Tuesday, November 26, 2013

Apparently, Shared Sacrifice Means Sixteen Cents on the Dollar [Detroit]

I have no idea what these retirees are supposed to do (boldface mine):
Allen and his colleagues are among 30,000 Detroit city workers, past and present, who are about to learn what will happen to their pensions and healthcare if the city is allowed to file for a historic bankruptcy – the largest of its kind in history…
The affected workers are owed about $3.5bn, in total, in pension payments, and another $6bn in healthcare benefits. The average Detroit pensioner gets $19,000 a year; a deal that gave 16 cents to the dollar would cut the benefit to $3,040.
Most aren’t eligible for Social Security either (they didn’t pay into it).
Mike the Mad Biologist
Apparently, Shared Sacrifice Means Sixteen Cents on the Dollar
(h/t Clonal)


Ryan Harris said...

McDonalds and Walmart might pass some innovative ideas to the unions that represented city workers. They might be able to do food drives for one another and help each other apply for various forms of welfare and public assistance, for example.
Maybe MMT could help city workers across the nation insist their municipalities pay for pension guarantees from the sovereign sponsored enterprise that backs pensions for a small premium.

Clonal said...

From my e-mail to Tom

"These are people, because they contributed to the city pension plan, are not even eligible for social security. This a ridiculous state of affairs.
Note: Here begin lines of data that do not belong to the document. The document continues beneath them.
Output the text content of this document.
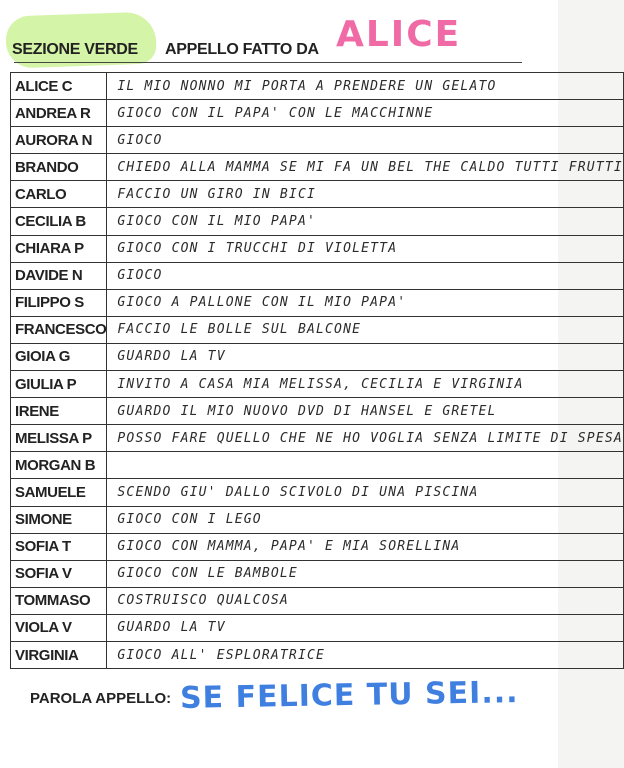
SEZIONE VERDE APPELLO FATTO DA ALICE
ALICE C	IL MIO NONNO MI PORTA A PRENDERE UN GELATO
ANDREA R	GIOCO CON IL PAPA' CON LE MACCHINNE
AURORA N	GIOCO
BRANDO	CHIEDO ALLA MAMMA SE MI FA UN BEL THE CALDO TUTTI FRUTTI
CARLO	FACCIO UN GIRO IN BICI
CECILIA B	GIOCO CON IL MIO PAPA'
CHIARA P	GIOCO CON I TRUCCHI DI VIOLETTA
DAVIDE N	GIOCO
FILIPPO S	GIOCO A PALLONE CON IL MIO PAPA'
FRANCESCO	FACCIO LE BOLLE SUL BALCONE
GIOIA G	GUARDO LA TV
GIULIA P	INVITO A CASA MIA MELISSA, CECILIA E VIRGINIA
IRENE	GUARDO IL MIO NUOVO DVD DI HANSEL E GRETEL
MELISSA P	POSSO FARE QUELLO CHE NE HO VOGLIA SENZA LIMITE DI SPESA
MORGAN B	
SAMUELE	SCENDO GIU' DALLO SCIVOLO DI UNA PISCINA
SIMONE	GIOCO CON I LEGO
SOFIA T	GIOCO CON MAMMA, PAPA' E MIA SORELLINA
SOFIA V	GIOCO CON LE BAMBOLE
TOMMASO	COSTRUISCO QUALCOSA
VIOLA V	GUARDO LA TV
VIRGINIA	GIOCO ALL' ESPLORATRICE
PAROLA APPELLO: SE FELICE TU SEI...
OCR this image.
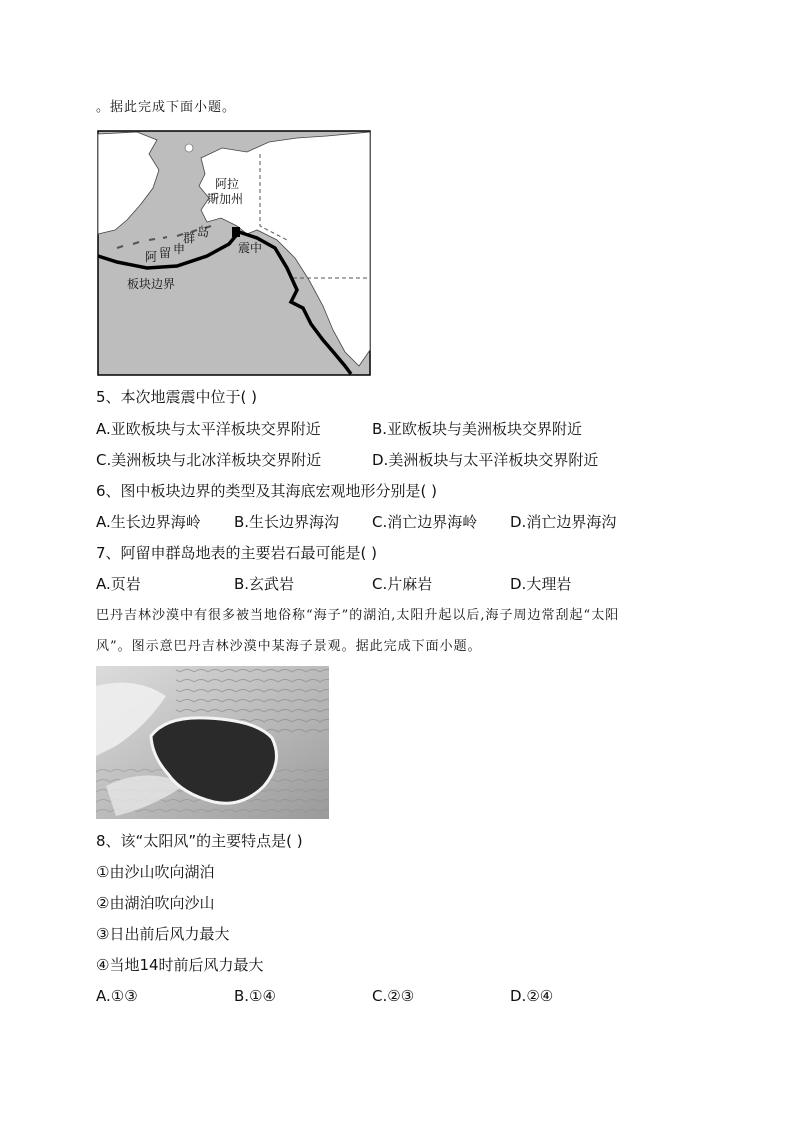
。据此完成下面小题。
阿拉
斯加州
阿 留 申
群 岛
震中
板块边界
5、本次地震震中位于( )
A.亚欧板块与太平洋板块交界附近	B.亚欧板块与美洲板块交界附近
C.美洲板块与北冰洋板块交界附近	D.美洲板块与太平洋板块交界附近
6、图中板块边界的类型及其海底宏观地形分别是( )
A.生长边界海岭 B.生长边界海沟 C.消亡边界海岭 D.消亡边界海沟
7、阿留申群岛地表的主要岩石最可能是( )
A.页岩	B.玄武岩	C.片麻岩	D.大理岩
巴丹吉林沙漠中有很多被当地俗称“海子”的湖泊,太阳升起以后,海子周边常刮起“太阳
风”。图示意巴丹吉林沙漠中某海子景观。据此完成下面小题。
8、该“太阳风”的主要特点是( )
①由沙山吹向湖泊
②由湖泊吹向沙山
③日出前后风力最大
④当地14时前后风力最大
A.①③	B.①④	C.②③	D.②④
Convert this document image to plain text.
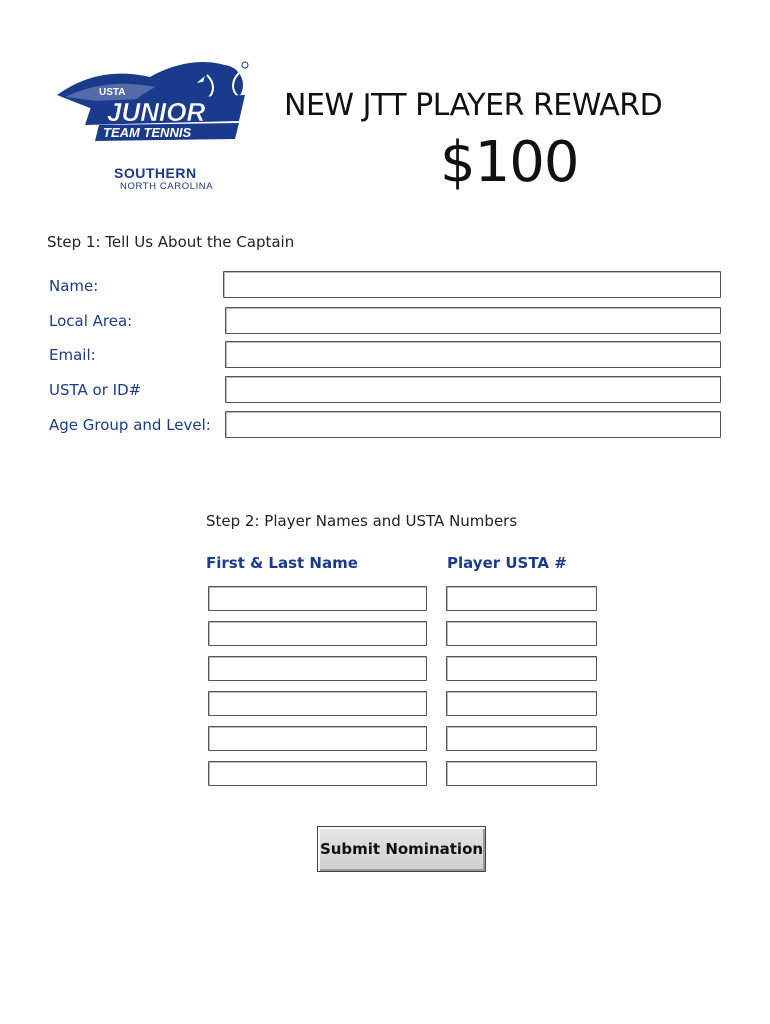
USTA
JUNIOR
TEAM TENNIS
SOUTHERN
NORTH CAROLINA
NEW JTT PLAYER REWARD
$100
Step 1: Tell Us About the Captain
Name:
Local Area:
Email:
USTA or ID#
Age Group and Level:
Step 2: Player Names and USTA Numbers
First & Last Name	Player USTA #
Submit Nomination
The Federal government should basically take over the liabilities of the "bankrupt" governments a la the Federal Reserve and the banks. The contributions of the city employees to the city pension fund should be taken as contributions to Social security."

Ryan Harris said...

Moral hazard issues must be contended with before federal government can back all pension funds. There has to be regulation, risk based premiums and prosecution of corruption and notices to city employees that their benefits will be cut when politicians promise more than tax payers are willing/able to pay for. How many elections are won by promising public employee unions impossibly large payments?